TRIBUNNEWS.COM, JAKARTA – Mantan Sekretaris Mahkamah Agung (MA), Nurhadi Aburrachman tidak membantah saat dirinya ditanya pernah bertemu dengan Presiden Direktur Lippo Group, Eddy Sindoro yang juga merupakan Chariman PT Paramount Enterprise Internasional.
"Ketemu pernah, komunikasi pernah," kata Nurhadi saat bersaksi untuk terdakwa Doddy Aryanto Supeno di Pengadilan Tipikor Jakarta, Kemayoran, Jakarta Pusat, Senin (15/8/2016).
Nurhadi mengakui kenal dengan Eddy sejak lama ketika masih bersekolah di tingkat menengah atas (SMU) tahun 1975/1976.
Menurut Nurhadi, Eddy lebih tua setahun darinya. Nurhadi bersekolah di Kudus, sementara Eddy menempuh pendidikan SMA di Semarang.
"Saya SMU beda satu kelas, lebih tua Pak Eddy. Saya di Kudus, Pak Eddy di Semarang. Ketemunya di tempat makan khas di Semarang," kata Nurhadi.
Selain itu, Nurhadi juga diketahui pernah bertemu dengan Eddy pada 2015 dan 2016.
Hal itu diungkap ketika Jaksa membacakan Berita Acara Pemeriksaan (BAP) Nurhadi nomor 13.
Disebutkan dalam BAP itu, Nurhadi pernah bertemu dengan Eddy dua kali pada tahun 2015 ketika menjenguk anak Ketua MA Hatta Ali yang tengah sakit di Rumah Sakit MRCCC Siloam Semanggi. Pertemuan ketiga terjadi pada 2016.
Nurhadi mengakui pertemuan dengan Eddy pada tahun 2015 dan 2016 di Rumah Sakit MRCCC Siloam Semanggi itu.
"Pernah sekitar 3 kali, 2015 dan 2016," kata Nurhadi.
Di samping pertemuan-pertemuan di atas, Nurhadi juga ternyata pernah bertemu dengan Eddy.
Pertemuan itu terjadi di rumahnya atau di rumah Eddy.

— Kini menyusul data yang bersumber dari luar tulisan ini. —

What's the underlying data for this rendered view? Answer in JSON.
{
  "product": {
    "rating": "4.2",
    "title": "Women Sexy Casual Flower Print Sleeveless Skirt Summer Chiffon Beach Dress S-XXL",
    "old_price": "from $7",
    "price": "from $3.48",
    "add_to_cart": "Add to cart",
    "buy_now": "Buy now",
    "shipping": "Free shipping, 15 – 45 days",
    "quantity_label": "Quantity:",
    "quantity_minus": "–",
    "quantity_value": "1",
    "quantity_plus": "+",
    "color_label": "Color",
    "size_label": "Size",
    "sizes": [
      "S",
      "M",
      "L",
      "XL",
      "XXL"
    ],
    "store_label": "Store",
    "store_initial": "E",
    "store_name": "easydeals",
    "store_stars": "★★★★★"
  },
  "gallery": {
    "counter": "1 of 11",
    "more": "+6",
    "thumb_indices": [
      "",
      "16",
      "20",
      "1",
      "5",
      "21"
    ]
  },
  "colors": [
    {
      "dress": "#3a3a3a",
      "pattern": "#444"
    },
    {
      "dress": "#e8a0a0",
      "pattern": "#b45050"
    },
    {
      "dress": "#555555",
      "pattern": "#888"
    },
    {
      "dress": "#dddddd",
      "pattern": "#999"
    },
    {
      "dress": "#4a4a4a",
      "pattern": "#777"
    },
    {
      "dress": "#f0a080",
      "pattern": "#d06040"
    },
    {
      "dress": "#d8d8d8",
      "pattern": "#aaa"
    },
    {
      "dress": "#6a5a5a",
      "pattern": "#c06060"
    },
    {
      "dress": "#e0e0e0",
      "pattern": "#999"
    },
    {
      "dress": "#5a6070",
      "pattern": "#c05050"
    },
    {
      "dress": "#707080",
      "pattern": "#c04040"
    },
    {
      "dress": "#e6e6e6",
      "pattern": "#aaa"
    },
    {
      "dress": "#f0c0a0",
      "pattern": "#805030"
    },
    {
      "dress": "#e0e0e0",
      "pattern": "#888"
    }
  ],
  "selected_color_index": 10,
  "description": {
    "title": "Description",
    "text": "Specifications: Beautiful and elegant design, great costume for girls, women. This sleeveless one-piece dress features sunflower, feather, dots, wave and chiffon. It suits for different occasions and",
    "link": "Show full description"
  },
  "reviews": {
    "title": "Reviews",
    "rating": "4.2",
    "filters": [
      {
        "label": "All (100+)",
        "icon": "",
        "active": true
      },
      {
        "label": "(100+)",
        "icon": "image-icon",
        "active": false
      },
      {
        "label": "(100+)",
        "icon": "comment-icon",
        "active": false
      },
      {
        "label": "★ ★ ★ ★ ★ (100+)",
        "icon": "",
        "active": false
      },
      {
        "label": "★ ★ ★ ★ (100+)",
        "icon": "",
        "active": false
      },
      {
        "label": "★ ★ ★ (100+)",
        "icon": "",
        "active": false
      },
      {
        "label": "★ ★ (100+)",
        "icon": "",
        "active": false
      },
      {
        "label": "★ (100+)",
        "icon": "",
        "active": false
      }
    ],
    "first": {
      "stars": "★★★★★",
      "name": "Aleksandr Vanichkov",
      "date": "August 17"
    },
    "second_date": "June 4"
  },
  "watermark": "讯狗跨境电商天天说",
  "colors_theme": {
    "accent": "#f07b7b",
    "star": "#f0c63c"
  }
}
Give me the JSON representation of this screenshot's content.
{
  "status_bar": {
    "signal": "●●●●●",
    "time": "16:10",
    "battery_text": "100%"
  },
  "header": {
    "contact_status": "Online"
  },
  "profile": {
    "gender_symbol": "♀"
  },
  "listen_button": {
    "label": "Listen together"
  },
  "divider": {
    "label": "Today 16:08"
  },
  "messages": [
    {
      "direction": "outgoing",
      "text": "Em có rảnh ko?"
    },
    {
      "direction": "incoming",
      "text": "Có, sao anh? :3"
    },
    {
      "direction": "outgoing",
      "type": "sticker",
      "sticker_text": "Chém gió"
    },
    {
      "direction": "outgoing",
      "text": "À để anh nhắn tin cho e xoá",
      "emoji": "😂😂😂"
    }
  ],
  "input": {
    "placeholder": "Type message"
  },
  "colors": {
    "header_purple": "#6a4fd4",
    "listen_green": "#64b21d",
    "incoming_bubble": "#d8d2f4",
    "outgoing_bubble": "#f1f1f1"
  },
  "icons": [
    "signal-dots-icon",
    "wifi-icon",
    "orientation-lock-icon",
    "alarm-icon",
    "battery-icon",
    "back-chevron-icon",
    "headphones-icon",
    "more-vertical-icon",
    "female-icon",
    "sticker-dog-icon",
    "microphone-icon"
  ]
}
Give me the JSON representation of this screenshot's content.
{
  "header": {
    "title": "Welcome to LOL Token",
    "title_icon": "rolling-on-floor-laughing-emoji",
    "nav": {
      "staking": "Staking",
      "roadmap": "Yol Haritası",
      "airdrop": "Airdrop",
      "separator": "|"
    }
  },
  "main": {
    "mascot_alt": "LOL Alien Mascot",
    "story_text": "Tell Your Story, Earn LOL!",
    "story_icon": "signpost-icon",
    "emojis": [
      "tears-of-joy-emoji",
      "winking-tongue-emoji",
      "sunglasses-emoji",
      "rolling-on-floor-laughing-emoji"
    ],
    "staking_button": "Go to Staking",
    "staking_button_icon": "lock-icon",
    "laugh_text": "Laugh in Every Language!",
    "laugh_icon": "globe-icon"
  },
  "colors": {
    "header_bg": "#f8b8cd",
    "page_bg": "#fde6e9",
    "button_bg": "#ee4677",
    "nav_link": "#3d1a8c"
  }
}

Bahkan keduanya juga pernah makan bersama di kawasan Senayan.
Namun Nurhadi membantah, pertemuan dilakukan untuk bicara soal kasus.
Nurhadi mengakui, pembicaraan dalam pertemuan itu hanya membahas agenda-agenda yang berhubungan acara keluarga.
"Ada beberapa (pertemuan). Ada yang di rumah saya atau beliau. Tapi dalam konteks undangan acara permikahan putri saya, akikah cucu saya, ulang tahun cucu saya. Saya terakhir ke kediaman Eddy untuk lamaran anaknya yang kedua di daerah Lippo Karawaci," kata Nurhadi.
"Kemudian pertemuan di Plaza Senayan, tidak lebih dari tiga kali. Makan bersama," ujarnya.
Nama Nurhadi sebelumnya masuk dalam surat dakwaan Doddy.
Nurhadi disebut meminta Panitera Pengadilan Negeri Jakarta Pusat Edy Nasution, untuk segera mengirimkan berkas Peninjauan Kembali (PK) yang diajukan PT Across Asia Limited (AAL), untuk segera dibawa ke MA meski sudah lewat tanggal pengajuan.
Diketahui, anak perusahaan Lippo Group tersebut, berdasarkan putusan kasasi MA dinyatakan pailit melawan PT First Media.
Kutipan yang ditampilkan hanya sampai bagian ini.